Kini, Baciraro yang berbentuk perseroan terbatas dikelola oleh empat orang. Mereka juga dibantu dua karyawan gudang, dan 21 pengelola bank sampah di tiga lokasi. Pendanaan mereka berasal dari, antara lain, lembaga swadaya masyarakat Swiss bernama Trash Waste Solutions (TWS), serta produsen air minum Aqua, PT Tirta Investama.
Untuk mengumpulkan sampah, Baciraro yang pada 2020 memenangi Gerakan Nasional 1.000 Startup Digital Regional Manado mencari donatur sampah di Minahasa, Manado, Bitung, hingga Minahasa Utara. Para donatur tergabung dalam sebuah grup WhatsApp.(Marlon Kamagi)
Chief Operating Officer (COO) Baciraro, Clay Lalamentik (26), mengatakan, berbagai produk yang dihasilkan dari daur ulang ratusan keping tutup botol plastik telah diperkenalkan melalui berbagai kegiatan dan festival. Sejak pertengahan tahun, pihaknya berusaha membuat 1.000 buah batako untuk pembangunan sebuah rumah berkonsep zero waste di Pulau Siladen, Manado.
Bermacam asesoris juga diminati warga. “Terakhir, Pak Marlon sempat bawa puluhan gelang ke satu festival di Bali saat KTT G20. Kami sekarang lagi fokus di pembuatan gelang, kebetulan ada penjajakan kerja sama dengan desainer batik di Manado, Sizzy Matindas, untuk pembuatan perhiasan,” kata dia, Sabtu (26/11/2022).
Pengolahan sampah organik
Kendati begitu, Baciraro tak hanya berhenti di sampah plastik. Mereka juga mengembangkan pengolahan sampah organik. Tak jauh dari bengkel daur ulang mereka, Baciraro juga mendirikan peternakan maggot black soldier fly (BSF). Sampah organik sisa dan sisa makanan pun dapat diolah menjadi pupuk.
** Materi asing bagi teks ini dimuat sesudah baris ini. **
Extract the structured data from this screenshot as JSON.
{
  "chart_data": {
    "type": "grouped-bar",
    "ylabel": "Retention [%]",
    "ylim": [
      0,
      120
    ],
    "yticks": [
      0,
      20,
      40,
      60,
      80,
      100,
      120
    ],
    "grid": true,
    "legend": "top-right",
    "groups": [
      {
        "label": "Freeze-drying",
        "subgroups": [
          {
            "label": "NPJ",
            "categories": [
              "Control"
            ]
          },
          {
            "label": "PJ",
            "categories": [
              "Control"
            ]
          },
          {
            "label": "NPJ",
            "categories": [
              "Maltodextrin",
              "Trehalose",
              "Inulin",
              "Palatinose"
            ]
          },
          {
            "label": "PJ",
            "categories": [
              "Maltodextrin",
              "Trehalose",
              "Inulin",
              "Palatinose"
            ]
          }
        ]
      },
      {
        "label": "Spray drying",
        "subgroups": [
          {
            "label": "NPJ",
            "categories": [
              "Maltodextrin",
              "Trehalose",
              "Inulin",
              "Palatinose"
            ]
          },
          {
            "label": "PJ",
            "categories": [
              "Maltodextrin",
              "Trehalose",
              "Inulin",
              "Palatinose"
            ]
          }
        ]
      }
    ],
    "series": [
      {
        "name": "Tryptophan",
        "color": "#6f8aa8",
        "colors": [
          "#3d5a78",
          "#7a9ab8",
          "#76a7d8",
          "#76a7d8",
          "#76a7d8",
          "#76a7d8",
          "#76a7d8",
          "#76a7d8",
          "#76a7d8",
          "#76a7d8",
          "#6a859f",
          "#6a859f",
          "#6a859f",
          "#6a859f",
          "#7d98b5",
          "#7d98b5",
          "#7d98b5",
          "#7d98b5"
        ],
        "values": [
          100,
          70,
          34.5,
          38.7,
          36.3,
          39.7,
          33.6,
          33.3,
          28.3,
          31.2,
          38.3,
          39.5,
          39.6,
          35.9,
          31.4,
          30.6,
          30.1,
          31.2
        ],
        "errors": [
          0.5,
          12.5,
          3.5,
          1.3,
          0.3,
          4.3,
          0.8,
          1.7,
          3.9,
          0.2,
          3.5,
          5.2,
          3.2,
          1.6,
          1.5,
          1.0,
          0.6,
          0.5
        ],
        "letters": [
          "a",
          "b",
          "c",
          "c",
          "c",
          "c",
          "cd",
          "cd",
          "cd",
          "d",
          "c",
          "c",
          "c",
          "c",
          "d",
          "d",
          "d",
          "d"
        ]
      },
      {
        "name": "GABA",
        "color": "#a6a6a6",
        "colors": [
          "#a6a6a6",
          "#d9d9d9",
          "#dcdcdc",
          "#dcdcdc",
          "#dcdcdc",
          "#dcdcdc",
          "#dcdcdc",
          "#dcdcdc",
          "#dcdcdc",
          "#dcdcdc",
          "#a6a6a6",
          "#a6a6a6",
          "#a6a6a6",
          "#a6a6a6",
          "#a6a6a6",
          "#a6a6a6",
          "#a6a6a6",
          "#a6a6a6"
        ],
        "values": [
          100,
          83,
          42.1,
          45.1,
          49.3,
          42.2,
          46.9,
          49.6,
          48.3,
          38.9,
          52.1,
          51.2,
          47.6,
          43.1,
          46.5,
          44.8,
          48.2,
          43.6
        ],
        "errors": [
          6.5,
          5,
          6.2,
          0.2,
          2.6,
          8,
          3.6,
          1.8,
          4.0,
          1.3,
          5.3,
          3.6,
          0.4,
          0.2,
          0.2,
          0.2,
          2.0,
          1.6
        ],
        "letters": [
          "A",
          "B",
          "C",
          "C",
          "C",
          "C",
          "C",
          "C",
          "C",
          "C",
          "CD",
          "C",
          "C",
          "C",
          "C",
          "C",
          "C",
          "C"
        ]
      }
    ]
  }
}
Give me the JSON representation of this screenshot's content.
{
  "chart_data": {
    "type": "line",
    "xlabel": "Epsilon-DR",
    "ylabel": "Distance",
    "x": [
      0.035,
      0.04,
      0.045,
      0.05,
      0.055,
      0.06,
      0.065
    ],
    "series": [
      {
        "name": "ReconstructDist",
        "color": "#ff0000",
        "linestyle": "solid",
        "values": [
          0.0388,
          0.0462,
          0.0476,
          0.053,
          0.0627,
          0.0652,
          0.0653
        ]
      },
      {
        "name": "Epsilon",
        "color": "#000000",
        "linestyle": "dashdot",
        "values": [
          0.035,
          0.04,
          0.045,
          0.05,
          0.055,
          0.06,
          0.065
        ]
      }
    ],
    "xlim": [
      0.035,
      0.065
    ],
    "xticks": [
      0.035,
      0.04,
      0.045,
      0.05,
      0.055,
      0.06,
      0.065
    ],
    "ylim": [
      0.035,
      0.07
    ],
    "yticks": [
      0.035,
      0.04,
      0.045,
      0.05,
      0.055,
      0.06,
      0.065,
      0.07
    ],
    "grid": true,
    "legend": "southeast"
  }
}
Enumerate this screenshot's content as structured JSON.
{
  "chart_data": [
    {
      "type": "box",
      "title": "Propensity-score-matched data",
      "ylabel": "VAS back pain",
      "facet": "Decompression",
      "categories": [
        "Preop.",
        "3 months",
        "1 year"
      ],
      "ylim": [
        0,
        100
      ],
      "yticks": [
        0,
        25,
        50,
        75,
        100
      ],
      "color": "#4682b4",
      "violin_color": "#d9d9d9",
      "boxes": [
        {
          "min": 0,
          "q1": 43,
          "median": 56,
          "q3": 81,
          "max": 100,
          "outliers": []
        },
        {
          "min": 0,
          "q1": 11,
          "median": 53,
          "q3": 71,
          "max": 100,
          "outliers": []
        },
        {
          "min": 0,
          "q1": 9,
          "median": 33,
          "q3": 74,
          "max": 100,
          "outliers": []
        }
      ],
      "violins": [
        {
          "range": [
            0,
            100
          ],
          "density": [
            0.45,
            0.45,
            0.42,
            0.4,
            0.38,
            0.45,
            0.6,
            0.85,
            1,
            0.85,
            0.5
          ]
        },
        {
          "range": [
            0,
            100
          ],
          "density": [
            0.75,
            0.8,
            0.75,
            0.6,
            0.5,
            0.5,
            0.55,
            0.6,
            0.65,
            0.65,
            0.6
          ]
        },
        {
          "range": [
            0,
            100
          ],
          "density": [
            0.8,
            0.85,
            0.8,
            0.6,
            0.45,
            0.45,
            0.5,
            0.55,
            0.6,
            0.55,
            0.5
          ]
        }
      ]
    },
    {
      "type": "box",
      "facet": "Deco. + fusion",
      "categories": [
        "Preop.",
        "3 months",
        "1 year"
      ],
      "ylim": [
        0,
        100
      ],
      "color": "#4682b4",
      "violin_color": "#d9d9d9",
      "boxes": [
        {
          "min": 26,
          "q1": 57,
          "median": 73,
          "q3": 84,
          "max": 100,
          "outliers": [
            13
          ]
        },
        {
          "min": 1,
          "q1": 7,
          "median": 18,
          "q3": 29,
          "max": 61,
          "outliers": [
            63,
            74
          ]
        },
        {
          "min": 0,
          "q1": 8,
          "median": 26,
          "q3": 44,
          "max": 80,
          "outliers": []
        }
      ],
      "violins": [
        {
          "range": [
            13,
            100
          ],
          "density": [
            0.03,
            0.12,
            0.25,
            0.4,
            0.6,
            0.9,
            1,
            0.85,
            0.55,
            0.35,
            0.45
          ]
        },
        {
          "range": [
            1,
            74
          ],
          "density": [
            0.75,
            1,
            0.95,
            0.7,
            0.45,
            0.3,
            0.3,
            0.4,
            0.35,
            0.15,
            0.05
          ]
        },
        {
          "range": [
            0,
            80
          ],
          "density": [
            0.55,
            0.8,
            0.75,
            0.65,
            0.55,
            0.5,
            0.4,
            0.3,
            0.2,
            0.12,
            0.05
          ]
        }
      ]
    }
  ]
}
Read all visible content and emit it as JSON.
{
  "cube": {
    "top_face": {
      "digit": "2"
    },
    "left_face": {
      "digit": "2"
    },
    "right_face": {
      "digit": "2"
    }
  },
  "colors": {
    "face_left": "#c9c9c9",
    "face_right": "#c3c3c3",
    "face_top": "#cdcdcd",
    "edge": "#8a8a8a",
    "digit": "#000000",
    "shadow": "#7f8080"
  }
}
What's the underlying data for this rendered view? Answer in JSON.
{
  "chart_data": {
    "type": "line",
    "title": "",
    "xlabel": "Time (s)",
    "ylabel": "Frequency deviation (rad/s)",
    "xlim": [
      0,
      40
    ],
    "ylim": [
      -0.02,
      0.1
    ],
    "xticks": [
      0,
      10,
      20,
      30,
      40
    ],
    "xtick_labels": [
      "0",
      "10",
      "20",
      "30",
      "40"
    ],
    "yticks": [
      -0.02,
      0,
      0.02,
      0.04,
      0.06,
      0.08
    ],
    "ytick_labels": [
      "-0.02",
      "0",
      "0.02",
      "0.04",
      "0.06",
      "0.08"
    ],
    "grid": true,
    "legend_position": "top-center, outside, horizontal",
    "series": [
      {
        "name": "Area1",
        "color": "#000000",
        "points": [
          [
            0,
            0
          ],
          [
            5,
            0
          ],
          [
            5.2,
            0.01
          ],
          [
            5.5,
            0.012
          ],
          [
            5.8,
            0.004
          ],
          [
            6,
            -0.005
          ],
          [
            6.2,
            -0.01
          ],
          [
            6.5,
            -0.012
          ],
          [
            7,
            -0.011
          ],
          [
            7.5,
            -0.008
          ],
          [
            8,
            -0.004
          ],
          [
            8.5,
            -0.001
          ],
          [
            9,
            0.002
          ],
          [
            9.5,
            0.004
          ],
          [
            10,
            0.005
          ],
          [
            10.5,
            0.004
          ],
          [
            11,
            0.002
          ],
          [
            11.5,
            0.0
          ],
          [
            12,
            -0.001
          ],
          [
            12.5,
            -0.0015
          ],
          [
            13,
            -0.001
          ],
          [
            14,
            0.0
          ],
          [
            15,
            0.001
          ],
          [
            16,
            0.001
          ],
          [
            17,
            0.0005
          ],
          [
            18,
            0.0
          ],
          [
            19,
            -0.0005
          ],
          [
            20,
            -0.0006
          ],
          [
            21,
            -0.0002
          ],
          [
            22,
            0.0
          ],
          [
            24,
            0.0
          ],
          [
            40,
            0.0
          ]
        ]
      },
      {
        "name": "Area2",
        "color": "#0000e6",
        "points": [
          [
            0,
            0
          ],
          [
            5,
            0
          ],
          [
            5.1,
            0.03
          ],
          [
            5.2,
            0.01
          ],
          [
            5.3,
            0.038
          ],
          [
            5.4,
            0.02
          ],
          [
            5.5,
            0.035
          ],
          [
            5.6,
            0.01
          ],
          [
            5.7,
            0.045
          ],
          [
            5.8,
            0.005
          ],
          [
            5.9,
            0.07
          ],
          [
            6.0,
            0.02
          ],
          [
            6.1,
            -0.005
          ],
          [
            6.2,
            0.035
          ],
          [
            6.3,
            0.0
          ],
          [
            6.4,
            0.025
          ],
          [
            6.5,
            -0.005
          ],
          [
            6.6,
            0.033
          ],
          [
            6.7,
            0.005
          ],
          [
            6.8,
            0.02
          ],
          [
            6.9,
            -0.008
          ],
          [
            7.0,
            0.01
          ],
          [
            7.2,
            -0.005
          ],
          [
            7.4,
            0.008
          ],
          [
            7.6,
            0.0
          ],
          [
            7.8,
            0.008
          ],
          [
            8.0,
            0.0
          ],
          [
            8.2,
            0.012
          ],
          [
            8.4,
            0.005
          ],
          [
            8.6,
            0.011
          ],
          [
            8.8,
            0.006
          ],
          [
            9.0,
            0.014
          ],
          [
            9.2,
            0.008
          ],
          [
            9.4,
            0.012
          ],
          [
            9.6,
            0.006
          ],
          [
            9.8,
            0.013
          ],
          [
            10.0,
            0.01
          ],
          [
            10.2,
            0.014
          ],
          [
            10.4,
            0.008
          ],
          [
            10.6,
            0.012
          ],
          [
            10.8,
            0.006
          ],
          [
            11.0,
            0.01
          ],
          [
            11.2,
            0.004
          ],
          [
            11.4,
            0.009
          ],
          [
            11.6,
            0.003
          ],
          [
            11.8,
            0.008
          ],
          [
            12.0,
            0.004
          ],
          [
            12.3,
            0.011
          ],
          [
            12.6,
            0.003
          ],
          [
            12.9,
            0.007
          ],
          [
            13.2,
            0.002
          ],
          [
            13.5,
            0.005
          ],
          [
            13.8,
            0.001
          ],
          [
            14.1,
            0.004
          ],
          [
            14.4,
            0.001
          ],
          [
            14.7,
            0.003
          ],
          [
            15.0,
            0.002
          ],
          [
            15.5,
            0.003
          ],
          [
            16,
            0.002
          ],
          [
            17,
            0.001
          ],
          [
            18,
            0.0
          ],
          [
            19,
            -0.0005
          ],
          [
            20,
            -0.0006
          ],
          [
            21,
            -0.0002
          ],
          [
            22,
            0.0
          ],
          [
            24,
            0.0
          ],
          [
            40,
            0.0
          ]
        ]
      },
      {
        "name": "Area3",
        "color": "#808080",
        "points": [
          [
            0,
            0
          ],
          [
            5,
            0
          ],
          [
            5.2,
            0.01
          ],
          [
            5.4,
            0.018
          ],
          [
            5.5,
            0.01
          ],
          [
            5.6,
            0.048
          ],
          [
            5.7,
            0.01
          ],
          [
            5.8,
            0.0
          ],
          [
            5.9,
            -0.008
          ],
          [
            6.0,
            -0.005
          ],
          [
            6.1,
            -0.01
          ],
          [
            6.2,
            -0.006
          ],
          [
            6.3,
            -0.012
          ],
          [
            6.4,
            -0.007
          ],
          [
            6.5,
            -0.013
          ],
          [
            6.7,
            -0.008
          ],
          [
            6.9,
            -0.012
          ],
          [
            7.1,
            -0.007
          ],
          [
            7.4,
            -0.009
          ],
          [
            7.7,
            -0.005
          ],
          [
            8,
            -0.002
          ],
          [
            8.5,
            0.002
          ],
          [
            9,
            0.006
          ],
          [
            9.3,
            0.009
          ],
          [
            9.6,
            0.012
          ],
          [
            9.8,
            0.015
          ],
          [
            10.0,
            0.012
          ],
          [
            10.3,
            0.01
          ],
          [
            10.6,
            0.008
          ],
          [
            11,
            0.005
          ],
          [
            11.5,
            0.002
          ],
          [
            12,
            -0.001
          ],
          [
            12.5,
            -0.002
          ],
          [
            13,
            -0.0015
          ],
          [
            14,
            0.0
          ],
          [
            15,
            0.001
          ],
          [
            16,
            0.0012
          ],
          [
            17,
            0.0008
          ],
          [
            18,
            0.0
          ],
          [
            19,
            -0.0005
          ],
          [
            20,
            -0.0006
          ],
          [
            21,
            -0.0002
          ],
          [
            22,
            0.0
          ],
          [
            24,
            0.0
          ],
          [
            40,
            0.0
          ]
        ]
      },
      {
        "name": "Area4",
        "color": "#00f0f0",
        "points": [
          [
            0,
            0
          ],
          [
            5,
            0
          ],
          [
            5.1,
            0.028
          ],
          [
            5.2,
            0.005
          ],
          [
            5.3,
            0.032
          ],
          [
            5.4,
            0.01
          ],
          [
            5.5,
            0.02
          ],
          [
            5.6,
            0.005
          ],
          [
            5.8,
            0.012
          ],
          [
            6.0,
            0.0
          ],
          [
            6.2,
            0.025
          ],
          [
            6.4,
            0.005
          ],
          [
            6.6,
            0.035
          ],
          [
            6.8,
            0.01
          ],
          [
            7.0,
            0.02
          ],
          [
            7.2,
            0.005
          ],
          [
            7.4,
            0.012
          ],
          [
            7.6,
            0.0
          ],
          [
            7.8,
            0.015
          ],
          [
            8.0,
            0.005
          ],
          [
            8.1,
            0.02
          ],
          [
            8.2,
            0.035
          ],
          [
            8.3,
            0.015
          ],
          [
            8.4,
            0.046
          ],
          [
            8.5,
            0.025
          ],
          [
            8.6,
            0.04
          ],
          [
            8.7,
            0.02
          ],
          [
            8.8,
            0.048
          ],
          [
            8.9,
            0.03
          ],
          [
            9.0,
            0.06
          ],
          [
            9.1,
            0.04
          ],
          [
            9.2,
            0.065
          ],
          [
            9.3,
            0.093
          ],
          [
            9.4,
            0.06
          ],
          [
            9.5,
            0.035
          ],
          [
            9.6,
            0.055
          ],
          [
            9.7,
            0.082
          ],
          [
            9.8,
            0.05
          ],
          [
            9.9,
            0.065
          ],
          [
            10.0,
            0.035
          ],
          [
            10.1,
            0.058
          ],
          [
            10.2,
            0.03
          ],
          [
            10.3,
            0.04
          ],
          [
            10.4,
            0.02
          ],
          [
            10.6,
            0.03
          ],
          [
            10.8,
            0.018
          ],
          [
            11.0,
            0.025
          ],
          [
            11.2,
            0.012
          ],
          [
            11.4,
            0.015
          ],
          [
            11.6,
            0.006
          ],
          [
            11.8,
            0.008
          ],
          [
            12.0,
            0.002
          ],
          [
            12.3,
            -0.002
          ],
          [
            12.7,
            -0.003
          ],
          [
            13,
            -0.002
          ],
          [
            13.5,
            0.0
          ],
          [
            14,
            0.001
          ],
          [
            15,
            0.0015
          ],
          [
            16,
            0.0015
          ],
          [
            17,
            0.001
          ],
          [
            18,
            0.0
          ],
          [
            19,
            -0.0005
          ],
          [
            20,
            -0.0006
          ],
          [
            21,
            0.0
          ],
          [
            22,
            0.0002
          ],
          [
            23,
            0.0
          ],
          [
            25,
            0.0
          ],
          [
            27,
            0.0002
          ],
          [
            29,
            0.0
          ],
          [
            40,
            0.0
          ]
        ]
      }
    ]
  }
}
Clay mengatakan, selama setahun terakhir, pihaknya telah bekerja sama dengan para petani di Rurukan, Tomohon. “Kami mengembangkan produk kentang organik. Ini kentang organik pertama yang ada di Sulut,” kata dia.
Wilayah penghasil kentang terbesar di Sulut, yaitu Modoinding di Minahasa Selatan, bahkan belum bisa menghasilkan yang organik. Menurut Clay, ia dan puluhan petani di Rurukan telah mampu menghasilkan 1,8 ton kentang organik dengan pupuk yang dibuat dari dekomposisi oleh maggot serta olahan para petani sendiri.
“Kami lakukan semuanya tanpa bantuan pemerintah. Memang sejauh ini belum ada perhatian. Jadi, ini proyek yang Baciraro biayai sendiri secara swadaya, berkolaborasi dengan petani setempat,” kata Clay.
Kendati begitu, Baciraro tak pernah mempermasalahkan kurangnya kerja sama dengan pemerintah. Semua aktivitas perusahaan dengan misi ekologis dapat berjalan cukup baik.
“Kami ke depan ingin kembangkan lagi target produksi kentang jadi 2 ton mulai 2023, juga melanjutkan pembuatan bahan bangunan,” ujar Clay.